The story so far: Isabel Instance, librarian and friend to the dead, and her deceased associate Aelfric Fouracre, are investigating the curious case of Gary Simmons, who has put his mother Maureen in the freezer. Gary, who is a little confused, is under the mistaken impression that they are angels – an impression Ael has not been quick to correct.


It takes a while to settle Gary. He keeps looking at Aelfric Fouracre and crossing himself, muttering, “Praise be.” Eventually Isabel Instance has him sitting down in one of the plastic chairs, with Maureen’s ghost still by his side. Ael perches his buttocks fastidiously on the little sofa, and Isabel joins him. The arm of the sofa is covered with stains whose origins she tries not to consider. Ael takes out his notebook, and starts doodling. Once he’s looked around, he leaves most of the talking to Isabel, noting down anything especially eccentric.
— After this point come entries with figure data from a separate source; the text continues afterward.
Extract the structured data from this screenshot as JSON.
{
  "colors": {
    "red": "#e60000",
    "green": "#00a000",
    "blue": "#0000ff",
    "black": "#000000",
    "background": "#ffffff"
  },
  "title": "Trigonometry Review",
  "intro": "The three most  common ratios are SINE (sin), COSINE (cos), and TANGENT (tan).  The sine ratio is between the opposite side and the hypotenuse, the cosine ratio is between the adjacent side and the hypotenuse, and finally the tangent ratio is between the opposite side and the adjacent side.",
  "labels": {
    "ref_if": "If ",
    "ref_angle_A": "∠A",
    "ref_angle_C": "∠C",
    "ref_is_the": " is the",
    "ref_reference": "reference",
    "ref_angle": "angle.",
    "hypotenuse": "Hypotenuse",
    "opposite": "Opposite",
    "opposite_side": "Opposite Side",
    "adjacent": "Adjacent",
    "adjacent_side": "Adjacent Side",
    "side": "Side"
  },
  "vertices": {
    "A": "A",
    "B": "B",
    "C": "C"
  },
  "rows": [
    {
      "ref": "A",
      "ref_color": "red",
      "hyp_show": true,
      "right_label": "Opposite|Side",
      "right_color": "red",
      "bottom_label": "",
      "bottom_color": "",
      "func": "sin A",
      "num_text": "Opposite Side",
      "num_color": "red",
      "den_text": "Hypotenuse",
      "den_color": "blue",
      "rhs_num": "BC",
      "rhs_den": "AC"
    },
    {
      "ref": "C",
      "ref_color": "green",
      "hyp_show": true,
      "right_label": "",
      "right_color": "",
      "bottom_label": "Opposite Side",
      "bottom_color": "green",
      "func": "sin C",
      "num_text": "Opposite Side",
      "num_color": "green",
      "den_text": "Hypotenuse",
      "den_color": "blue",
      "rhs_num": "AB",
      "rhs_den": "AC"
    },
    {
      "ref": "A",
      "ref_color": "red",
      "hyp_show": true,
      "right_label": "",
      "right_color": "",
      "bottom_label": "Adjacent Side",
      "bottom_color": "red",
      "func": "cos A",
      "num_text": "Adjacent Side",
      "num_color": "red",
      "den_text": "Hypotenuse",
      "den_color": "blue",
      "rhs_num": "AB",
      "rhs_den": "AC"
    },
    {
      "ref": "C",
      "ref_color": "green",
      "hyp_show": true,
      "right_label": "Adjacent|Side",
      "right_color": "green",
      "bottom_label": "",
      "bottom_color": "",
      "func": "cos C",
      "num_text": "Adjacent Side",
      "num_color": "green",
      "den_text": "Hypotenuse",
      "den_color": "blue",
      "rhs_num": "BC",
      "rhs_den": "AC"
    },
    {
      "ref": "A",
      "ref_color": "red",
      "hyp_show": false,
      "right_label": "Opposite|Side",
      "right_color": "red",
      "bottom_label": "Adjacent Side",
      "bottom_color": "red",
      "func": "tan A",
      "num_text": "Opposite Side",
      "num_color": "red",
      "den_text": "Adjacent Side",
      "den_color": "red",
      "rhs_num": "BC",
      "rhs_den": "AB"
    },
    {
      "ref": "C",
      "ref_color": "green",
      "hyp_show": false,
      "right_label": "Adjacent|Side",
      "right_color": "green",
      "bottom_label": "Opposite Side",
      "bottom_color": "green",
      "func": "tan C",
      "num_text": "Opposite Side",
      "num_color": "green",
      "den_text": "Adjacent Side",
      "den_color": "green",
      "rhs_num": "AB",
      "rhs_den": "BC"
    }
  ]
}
“Right,” Isabel says. “Now we’re all set. Gary, your mother is here. She can hear us, but she can’t communicate. Maureen, do you hear me? What you’re saying doesn’t make sense. Do you understand?”

Maureen’s ghost eddies slowly. In general, it is hopeless trying to talk to ghosts. But the more recently they’ve died, the better the chances – providing the spirit concentrates. From the way Maureen is glaring at Gary, that seems unlikely. He is following Isabel’s gaze raptly. “Oh Lord, grant her the power of speech,” he says, in a strangled voice. “Mother? Mum?”

Isabel quiets him with a hand. “Now, Maureen,” she says. “I’m going to tell you what’s happening. You just listen, love, all right?”

She feels rather than sees the ghost turn to face her. “All right. You have to understand, Maureen, that this isn’t supposed to happen. When you die, there’s supposed to be a light. Just as you’ve probably heard. The light… well… it takes you away, anyway.”

She looks quickly at Ael, who pauses in his doodling a moment before continuing. They’ll never come to agreement on this point, Isabel guesses. “But sometimes, when you die, there’s nothing. No light, just… just a sort of waking up, isn’t it? If you’ve… well, I mean, it depends how you died.” Isabel pauses, and looks briefly at Gary, who has gone quite still. But out of the corner of her eye she sees Ael shift forwards on the sofa, ready to grab him if he makes a move. “Anyway, that’s what’s happened to you.” She takes a deep breath. “And that’s what we’re here to do something about.”

Isabel exchanges a glance with Ael. So far, so good. But this is the hard part. In the old days, as Ael is fond of calling any period from about 860-1920, death was apparently very different. Ghosts were the exception to the rule. Those who died naturally followed the light at once, and even the victims of accidents or murder generally moved on fairly quickly. But recently spirits had started to linger more and more often. The fifties were the start of it, according to Ael, and in the sixties, the situation became dramatically worse. Even old people who’d died peacefully started to hang about the place. Isabel has been to care homes thronging with the undead, so thickly clustered she’s scarcely been able to breathe.

The problem is that ghosts seemed to have a day or two at most to find the light. More than that, and they might linger forever. Some of the tattered remnants of the dead Isabel sees on the street might have been the shades of Romans, or older. The best theory she’s come up with is that the dead have no sense of time: so when they become accustomed to their lot, they remain in it. That doesn’t mean they are content. Every ghost she has encountered has seemed powerfully disconsolate. She asked Ael once why more of them didn’t become apparently real, like him – visible to all, able to touch and feel. He shrugged and told her loftily that it took quite exceptional strength of will. She managed to keep a straight face, more or less, though he tended to be good at spotting the less part of it.

In any event, if ghosts missed the light it seemed to stay missed. How much ghosts regretted this was evident from what happened when the dead did see the light – which is that a flock of ghosts would turn up on the instant, reminding Isabel of drowning passengers rushing to lifeboats, hoping for what – salvation? Redemption? Illumination? Whatever the light might bring, the dead seemed desperately to want it.

And increasingly, they weren’t able to get it. Isabel has seen this even over the time she’s worked with Ael. If he were to measure his job satisfaction by how many ghosts they actually helped, he’d be an unhappy man. It’s just as well, Isabel reflects, that his yardstick is instead human folly. Where death is concerned, it isn’t exactly a scarce commodity.